The concert was a Warner Brothers presentation, so of course the cartoons featured were mainly WB, but this “guest appearance” by T&J was my favourite piece (what can I say – there’s a reason I’m studying MGM, not WB). In it, Tom and Jerry fight over the privilege of conducting Johann Strauss Jr’s overture to “Die Fledermaus”. I urge anyone interested to look it up on Youtube – and then to imagine trying to conduct a live orchestra in time to the images. I have no idea by what technical means the synchronisation was accomplished, possibly the orchestral players had earpieces with the beat playing continuously (called a click-track – a process that was used to record the music for the cartoons in the first place) or possibly some form of visual metronome in front of the conductor. I imagine the most important technique was lots and lots of practice, and conductor (George Docherty) and orchestra did a masterful job.

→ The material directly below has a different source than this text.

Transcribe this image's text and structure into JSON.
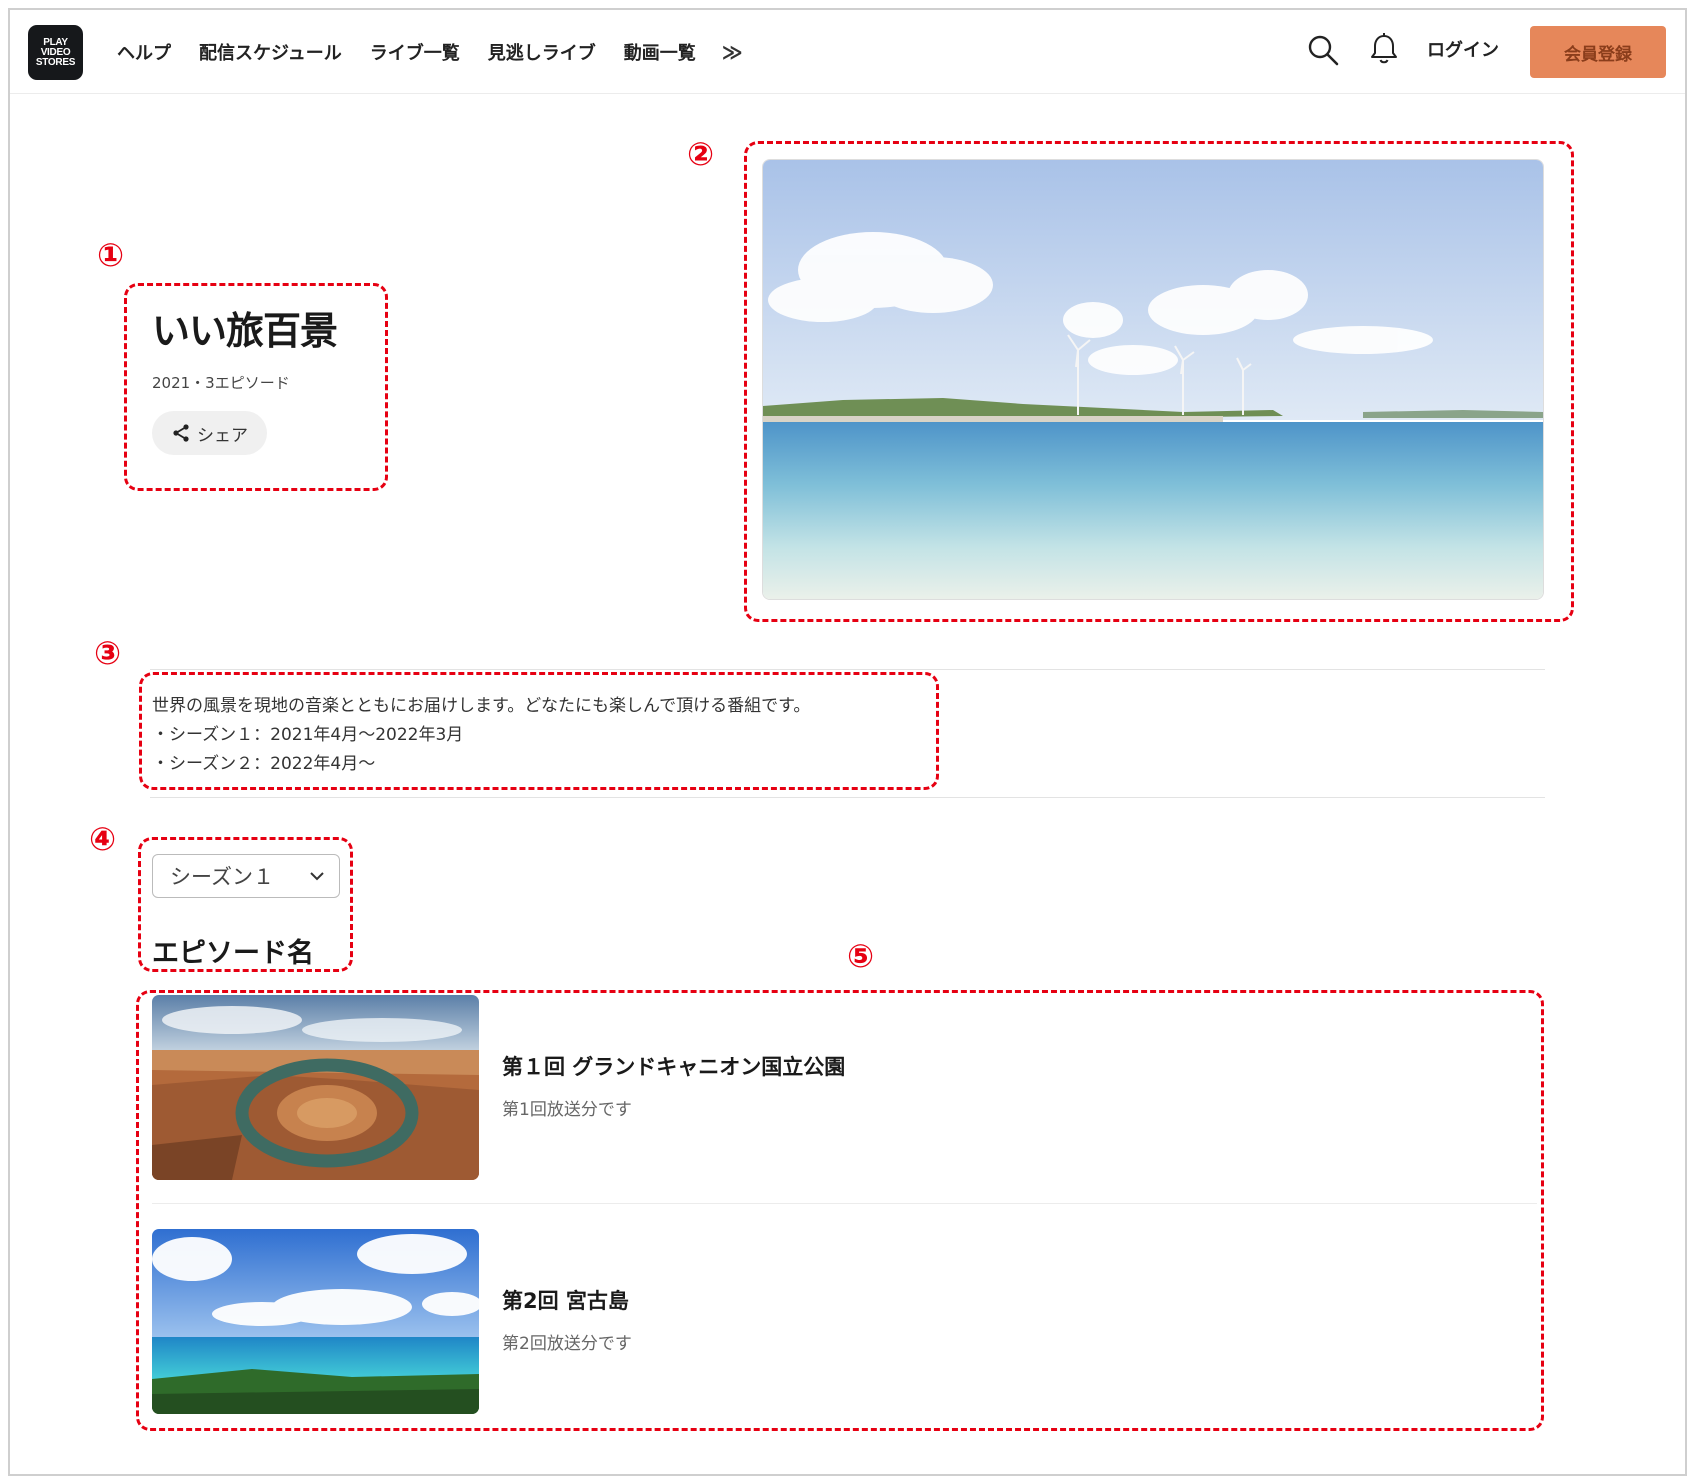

At the end of the concert were fireworks that came out of the top of the amphitheatre, synchronised to Wagner’s Ride of the Valkyries. This piece was chosen because Milt Franklin and Carl Stalling (WB’s cartoon composers) used bits of Wagner frequently. Most famous is Franklin’s score for What’s Opera, Doc? – the last cartoon screened, and another must-see. (Be quick if you want to Youtube it, though – WB is very prompt at taking down web videos, and the current one has been posted for 3 weeks already!) Funnily enough, the Ride of the Valkyries was the one piece of Wagner least likely to be used, because it was so recognisably German. It was used throughout the war to accompany newsreel footage, and the connotations were so negative that Disney scrapped a planned segment from Fantasia based on it.